Я никогда не участвовал ни в каких еврейских организациях, на общественном поприще никогда не боролся с антисемитизмом, не выступал против него в печати и не очень любил разглагольствовать на эту тему, а просто, когда слышал «жид», бил по морде, и нередко, к сожалению, в результате сам бывал побит.
Меня это не останавливало, и в следующий раз я вновь бил по морде, не разбирая, кто был передо мной, — это было единственным средством, которым я позволял себе бороться за равноправие наций.
По Куйбышеву в те времена ходили трамваи, и я мальчишкой продолжал и тут, как в Москве, ездить исключительно на подножках, а не внутри вагона со всеми пассажирами.
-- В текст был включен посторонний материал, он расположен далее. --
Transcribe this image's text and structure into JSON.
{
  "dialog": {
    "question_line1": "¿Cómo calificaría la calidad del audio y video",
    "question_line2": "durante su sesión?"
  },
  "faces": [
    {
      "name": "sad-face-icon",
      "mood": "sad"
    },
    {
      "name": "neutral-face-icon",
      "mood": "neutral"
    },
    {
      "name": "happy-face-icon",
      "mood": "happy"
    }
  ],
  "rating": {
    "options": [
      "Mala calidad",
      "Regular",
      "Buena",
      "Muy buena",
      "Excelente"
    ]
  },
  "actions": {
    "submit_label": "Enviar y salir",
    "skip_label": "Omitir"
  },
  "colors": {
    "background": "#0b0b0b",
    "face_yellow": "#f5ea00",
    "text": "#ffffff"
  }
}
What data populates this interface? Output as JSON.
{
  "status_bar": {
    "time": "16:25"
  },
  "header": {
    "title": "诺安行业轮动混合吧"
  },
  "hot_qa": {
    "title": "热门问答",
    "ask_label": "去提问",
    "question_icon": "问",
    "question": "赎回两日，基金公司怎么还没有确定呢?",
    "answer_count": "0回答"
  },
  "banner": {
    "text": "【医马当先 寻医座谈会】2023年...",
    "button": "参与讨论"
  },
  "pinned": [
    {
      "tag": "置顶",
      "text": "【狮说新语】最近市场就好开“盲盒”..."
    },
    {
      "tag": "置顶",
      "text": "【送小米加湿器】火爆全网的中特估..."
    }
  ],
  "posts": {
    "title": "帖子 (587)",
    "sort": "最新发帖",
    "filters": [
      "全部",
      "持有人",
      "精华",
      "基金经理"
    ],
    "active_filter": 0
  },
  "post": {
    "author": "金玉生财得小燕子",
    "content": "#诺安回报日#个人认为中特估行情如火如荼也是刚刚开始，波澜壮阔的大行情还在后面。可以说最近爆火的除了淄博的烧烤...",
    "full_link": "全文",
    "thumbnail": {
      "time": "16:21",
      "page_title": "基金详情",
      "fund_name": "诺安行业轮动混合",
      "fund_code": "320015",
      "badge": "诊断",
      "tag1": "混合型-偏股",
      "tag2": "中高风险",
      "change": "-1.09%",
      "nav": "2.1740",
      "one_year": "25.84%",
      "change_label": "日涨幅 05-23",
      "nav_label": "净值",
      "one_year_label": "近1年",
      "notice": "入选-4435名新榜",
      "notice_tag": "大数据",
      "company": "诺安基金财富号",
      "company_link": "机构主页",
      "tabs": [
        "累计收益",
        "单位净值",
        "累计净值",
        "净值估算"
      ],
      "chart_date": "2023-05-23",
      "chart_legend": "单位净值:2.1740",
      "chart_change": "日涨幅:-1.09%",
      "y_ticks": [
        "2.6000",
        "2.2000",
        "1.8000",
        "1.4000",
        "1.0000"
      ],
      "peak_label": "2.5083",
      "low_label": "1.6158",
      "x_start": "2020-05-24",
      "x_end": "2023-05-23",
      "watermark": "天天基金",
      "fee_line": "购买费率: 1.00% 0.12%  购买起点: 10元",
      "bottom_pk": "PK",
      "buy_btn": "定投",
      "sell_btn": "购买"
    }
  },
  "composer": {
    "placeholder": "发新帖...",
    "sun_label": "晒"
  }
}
Это не было связано с экономией денег за проезд — скорее, просто такой особый шик.
Один трамвай как раз ходил по нашей улице Фрунзе в сторону школы, где я учился. И вот однажды я возвращался на нем из школы, одетый в зимнее пальто, незадолго до этого мне справленное, — по тем временам такая обновка была целым событием!
Сейчас я уже не помню, как сорвался с подножки, на которой висел по своему обыкновению: сорвался, упал, скатился под колеса движущегося вагона. На мое великое счастье, колеса трамвая были защищены какими-то специальными деревянными решетками. Я подозреваю, что их назначением как раз и было — предохранять от попадания под колеса чего-то серьезного, может быть, и людей. Меня ударило об эти деревянные рейки, закрутило… но ни ноги, ни руки мои под колеса не попали.